Le 6 janvier 2026 à 13h51
Ce mardi 6 janvier, Mathilde Panot était l’invitée de du Face-à-Face sur BFM-RMC. Embarrassée par une question d’Apolline de Malherbe, la présidente du groupe LFI à l’Assemblée nationale n’a pas souhaité se prononcer sur le fait que Nicolás Maduro est ou non un dictateur. De quoi susciter un échange houleux avec la journaliste.
Une ambiance pour le moins électrique. Ce mardi 6 janvier, Mathilde Panot était l’invitée de l’émission Le Face-à-face, diffusée sur BFM-RMC. Sur le plateau, la présidente du groupe LFI à l’Assemblée Nationale est revenue sur la capture du président vénézuélien Nicolás Maduro par les forces américaines dans une opération militaire sans précédent des Etats-Unis, trois jours plus tôt. Face à l’offensive lancée par Donald Trump, Mathilde Panot a ainsi réclamé la « libération » du dirigeant et son « retour au Venezuela ». « Sinon, ça veut dire que vous cautionnez un kidnapping », a-t-elle assuré au micro d’Apolline de Malherbe, ajoutant que le « monde est en grand danger » si « la loi du plus fort supplante le droit international ».
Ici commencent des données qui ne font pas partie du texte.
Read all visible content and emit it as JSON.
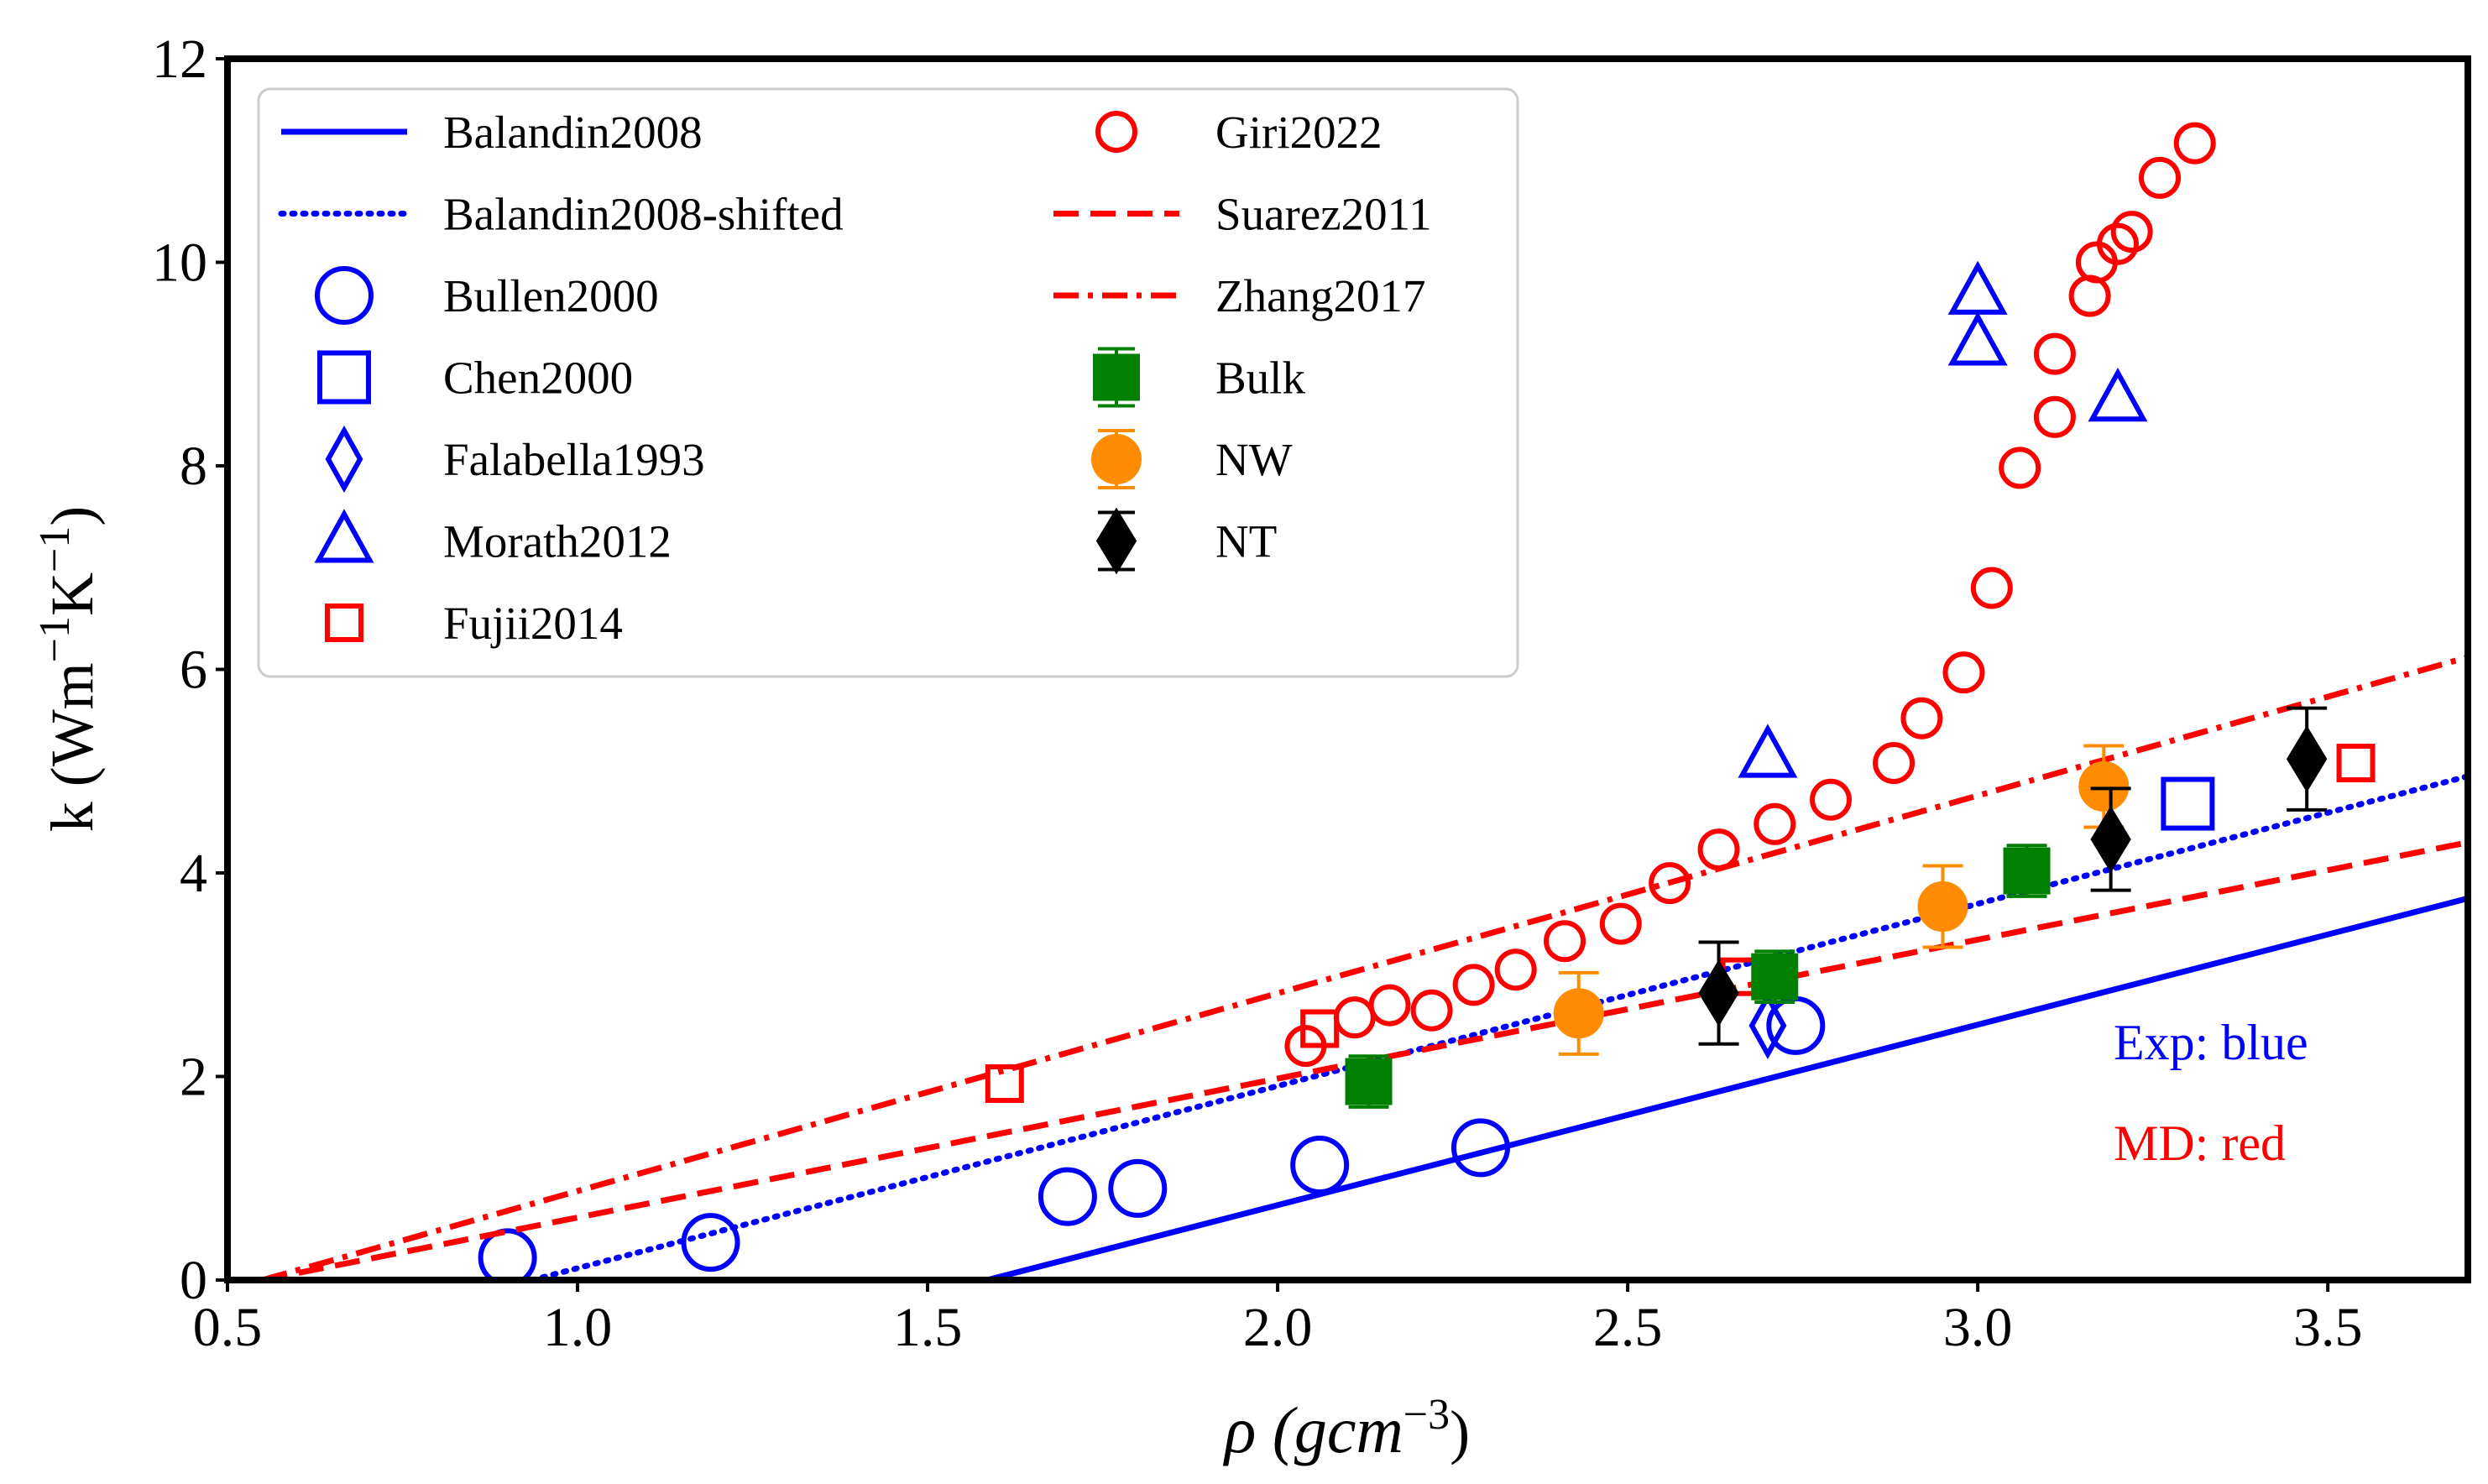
{
  "chart_data": {
    "type": "scatter",
    "xlim": [
      0.5,
      3.7
    ],
    "ylim": [
      0,
      12
    ],
    "xticks": [
      "0.5",
      "1.0",
      "1.5",
      "2.0",
      "2.5",
      "3.0",
      "3.5"
    ],
    "yticks": [
      "0",
      "2",
      "4",
      "6",
      "8",
      "10",
      "12"
    ],
    "xlabel": {
      "base": "ρ (gcm",
      "sup": "−3",
      "tail": ")"
    },
    "ylabel": {
      "part1": "k (Wm",
      "sup1": "−1",
      "part2": "K",
      "sup2": "−1",
      "tail": ")"
    },
    "grid": false,
    "legend_position": "top-left",
    "annotations": [
      {
        "text": "Exp: blue",
        "color": "#0000ff"
      },
      {
        "text": "MD: red",
        "color": "#ff0000"
      }
    ],
    "series": [
      {
        "name": "Balandin2008",
        "kind": "line",
        "style": "solid",
        "color": "#0000ff",
        "x": [
          1.585,
          3.7
        ],
        "y": [
          0.0,
          3.75
        ]
      },
      {
        "name": "Balandin2008-shifted",
        "kind": "line",
        "style": "dotted",
        "color": "#0000ff",
        "x": [
          0.935,
          3.7
        ],
        "y": [
          0.0,
          4.95
        ]
      },
      {
        "name": "Bullen2000",
        "kind": "marker",
        "marker": "circle",
        "fill": false,
        "color": "#0000ff",
        "x": [
          0.9,
          1.19,
          1.7,
          1.8,
          2.06,
          2.29,
          2.74
        ],
        "y": [
          0.22,
          0.37,
          0.82,
          0.9,
          1.13,
          1.3,
          2.5
        ]
      },
      {
        "name": "Chen2000",
        "kind": "marker",
        "marker": "square",
        "fill": false,
        "color": "#0000ff",
        "x": [
          3.3
        ],
        "y": [
          4.68
        ]
      },
      {
        "name": "Falabella1993",
        "kind": "marker",
        "marker": "diamond",
        "fill": false,
        "color": "#0000ff",
        "x": [
          2.7
        ],
        "y": [
          2.5
        ]
      },
      {
        "name": "Morath2012",
        "kind": "marker",
        "marker": "triangle",
        "fill": false,
        "color": "#0000ff",
        "x": [
          2.7,
          3.0,
          3.0,
          3.2
        ],
        "y": [
          5.15,
          9.7,
          9.2,
          8.65
        ]
      },
      {
        "name": "Fujii2014",
        "kind": "marker",
        "marker": "square",
        "small": true,
        "fill": false,
        "color": "#ff0000",
        "x": [
          1.61,
          2.06,
          2.66,
          3.54
        ],
        "y": [
          1.93,
          2.47,
          2.98,
          5.08
        ]
      },
      {
        "name": "Giri2022",
        "kind": "marker",
        "marker": "circle",
        "small": true,
        "fill": false,
        "color": "#ff0000",
        "x": [
          2.04,
          2.11,
          2.16,
          2.22,
          2.28,
          2.34,
          2.41,
          2.49,
          2.56,
          2.63,
          2.71,
          2.79,
          2.88,
          2.92,
          2.98,
          3.02,
          3.06,
          3.11,
          3.11,
          3.16,
          3.17,
          3.2,
          3.22,
          3.26,
          3.31
        ],
        "y": [
          2.3,
          2.58,
          2.7,
          2.65,
          2.9,
          3.05,
          3.33,
          3.5,
          3.9,
          4.23,
          4.48,
          4.72,
          5.08,
          5.52,
          5.97,
          6.8,
          7.98,
          8.48,
          9.1,
          9.67,
          10.0,
          10.18,
          10.3,
          10.83,
          11.17
        ]
      },
      {
        "name": "Suarez2011",
        "kind": "line",
        "style": "dashed",
        "color": "#ff0000",
        "x": [
          0.55,
          3.7
        ],
        "y": [
          0.0,
          4.3
        ]
      },
      {
        "name": "Zhang2017",
        "kind": "line",
        "style": "dashdot",
        "color": "#ff0000",
        "x": [
          0.55,
          3.7
        ],
        "y": [
          0.0,
          6.12
        ]
      },
      {
        "name": "Bulk",
        "kind": "marker",
        "marker": "square",
        "fill": true,
        "color": "#008000",
        "errorbar": true,
        "x": [
          2.13,
          2.71,
          3.07
        ],
        "y": [
          1.95,
          2.98,
          4.02
        ],
        "err": [
          0.25,
          0.25,
          0.25
        ]
      },
      {
        "name": "NW",
        "kind": "marker",
        "marker": "circle",
        "fill": true,
        "color": "#ff8c00",
        "errorbar": true,
        "x": [
          2.43,
          2.95,
          3.18
        ],
        "y": [
          2.62,
          3.67,
          4.85
        ],
        "err": [
          0.4,
          0.4,
          0.4
        ]
      },
      {
        "name": "NT",
        "kind": "marker",
        "marker": "diamond",
        "fill": true,
        "color": "#000000",
        "errorbar": true,
        "x": [
          2.63,
          3.19,
          3.47
        ],
        "y": [
          2.82,
          4.33,
          5.12
        ],
        "err": [
          0.5,
          0.5,
          0.5
        ]
      }
    ]
  }
}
Une demande qui n’a pas tardé à faire réagir la journaliste. «Vous n’avez jamais dit, alors pour le coup, oublions la question Donald Trump, les dernières semaines, les derniers mois ou les dernières années, que Maduro était un dictateur ?», a-t-elle questionné la députée de 36 ans. Quelque peu agacée par cette demande, la principale intéressée a souhaité mettre un terme au débat «Je n’ai pas envie de répondre à cette question. Si c’est la question des dictateurs, pourquoi est-ce que les États-Unis n’interviennent pas en Arabie Saoudite ou autres ?», a-t-elle commencé. Avant de poursuivre : «Madame de Malherbe, je ne répondrai pas à cette question et je vais vous expliquer pourquoi. Nous ne prenons pas comme modèle, et d’ailleurs, nous ne prenons aucun modèle extérieur puisque nous inventons nous-mêmes notre propre manière de fonctionner à la France insoumise.» Une justification qui n’a pas répondu aux attentes de l’animatrice.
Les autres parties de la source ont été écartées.